Only truly great plays survive their time. Alexander Gelman's two-hander - about a family destroyed by the pressures of the Soviet system and its unrealistic five-year plans - may seem rather dated, but it still has something to tell us.
Andrei Gladkov's cry of "I don't get paid for being a husband and a father, you know" has probably echoed around plenty of British family homes in recent decades as jobs have become less secure and more demanding, and the urge to consume more, bigger and better becomes greater. The British, after all, work the longest hours in Europe.
Gelman's play is set in the early 1980s. Gladkov, the manager of a large Soviet industrial building project, is doing well: he has a three-bedroom flat, a phone and a car. But the strain of keeping the books balanced in an inefficient set-up riddled with corruption and cronyism is great. Yet Gladkov is a man with connections and the smug smile never leaves his face - until his wife, Natasha, accuses him of having been responsible for the industrial accident in which their teenage son lost his hands.
Other plays - most notably Franz Xaver Kroetz's The Nest, in which the pressures of capitalism cause a lorry driver to damage the people he loves most - have dealt with this kind of scenario more effectively, and the way the play is constructed means that the revelation about the son comes as no surprise. But from here on in the drama becomes infinitely more interesting as the slippery Gladkov becomes like a fish speared on the hook of his wife's anger and looking for a way to escape.

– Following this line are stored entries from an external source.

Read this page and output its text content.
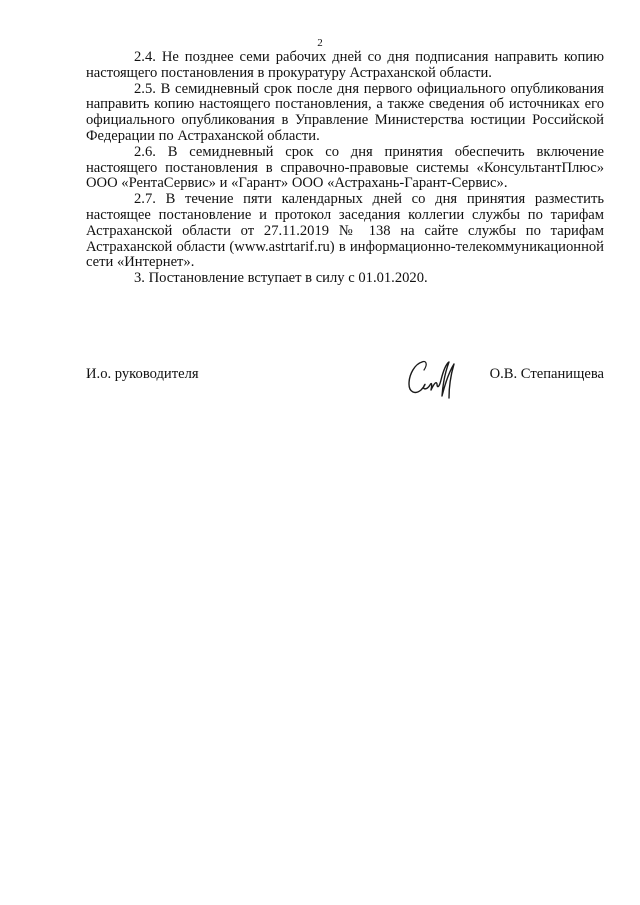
2

2.4. Не позднее семи рабочих дней со дня подписания направить копию настоящего постановления в прокуратуру Астраханской области.

2.5. В семидневный срок после дня первого официального опубликования направить копию настоящего постановления, а также сведения об источниках его официального опубликования в Управление Министерства юстиции Российской Федерации по Астраханской области.

2.6. В семидневный срок со дня принятия обеспечить включение настоящего постановления в справочно-правовые системы «КонсультантПлюс» ООО «РентаСервис» и «Гарант» ООО «Астрахань-Гарант-Сервис».

2.7. В течение пяти календарных дней со дня принятия разместить настоящее постановление и протокол заседания коллегии службы по тарифам Астраханской области от 27.11.2019 № 138 на сайте службы по тарифам Астраханской области (www.astrtarif.ru) в информационно-телекоммуникационной сети «Интернет».

3. Постановление вступает в силу с 01.01.2020.

И.о. руководителя	О.В. Степанищева
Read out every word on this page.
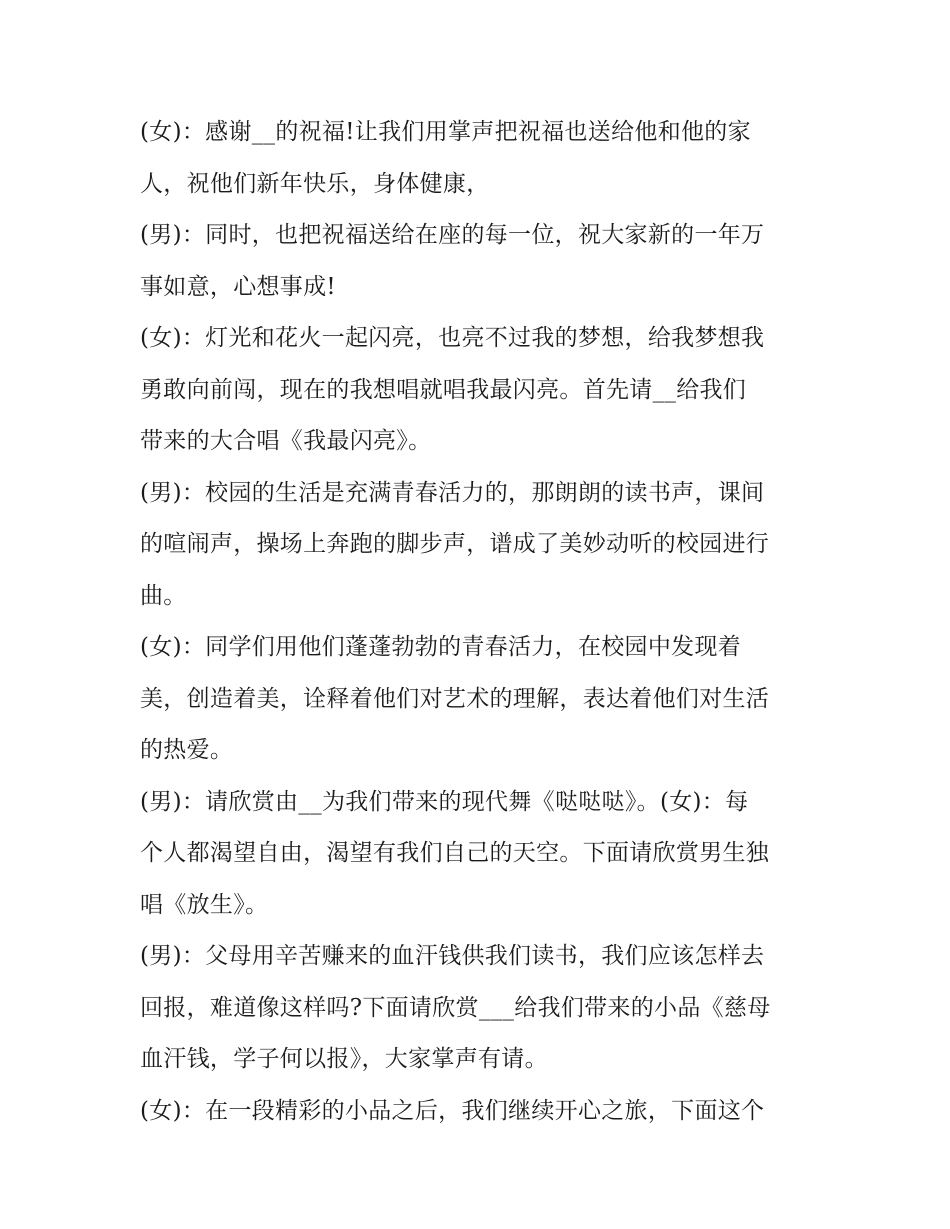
(女)：感谢__的祝福!让我们用掌声把祝福也送给他和他的家
人，祝他们新年快乐，身体健康，
(男)：同时，也把祝福送给在座的每一位，祝大家新的一年万
事如意，心想事成!
(女)：灯光和花火一起闪亮，也亮不过我的梦想，给我梦想我
勇敢向前闯，现在的我想唱就唱我最闪亮。首先请__给我们
带来的大合唱《我最闪亮》。
(男)：校园的生活是充满青春活力的，那朗朗的读书声，课间
的喧闹声，操场上奔跑的脚步声，谱成了美妙动听的校园进行
曲。
(女)：同学们用他们蓬蓬勃勃的青春活力，在校园中发现着
美，创造着美，诠释着他们对艺术的理解，表达着他们对生活
的热爱。
(男)：请欣赏由__为我们带来的现代舞《哒哒哒》。(女)：每
个人都渴望自由，渴望有我们自己的天空。下面请欣赏男生独
唱《放生》。
(男)：父母用辛苦赚来的血汗钱供我们读书，我们应该怎样去
回报，难道像这样吗?下面请欣赏___给我们带来的小品《慈母
血汗钱，学子何以报》，大家掌声有请。
(女)：在一段精彩的小品之后，我们继续开心之旅，下面这个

As both manoeuvre to seize the moral high ground and gain a psychological advantage, it soon becomes clear that the corruption of Gladkov's workplace has infiltrated their marriage and is symptomatic of a wider infection in a society in which backhanders and personal connections are the only way to get on. Nobody is innocent.
Inevitably, events in the former USSR have superseded the play and it might well have greater impact in a new translation that dared to move it rather closer to home - say to Docklands or Surrey. But Steven James-Little's production fits neatly into the claustrophobic Finborough space, and Andrew McDonald and Fiz Marcus deliver as the mendacious Gladkov and his equally culpable wife, Natasha.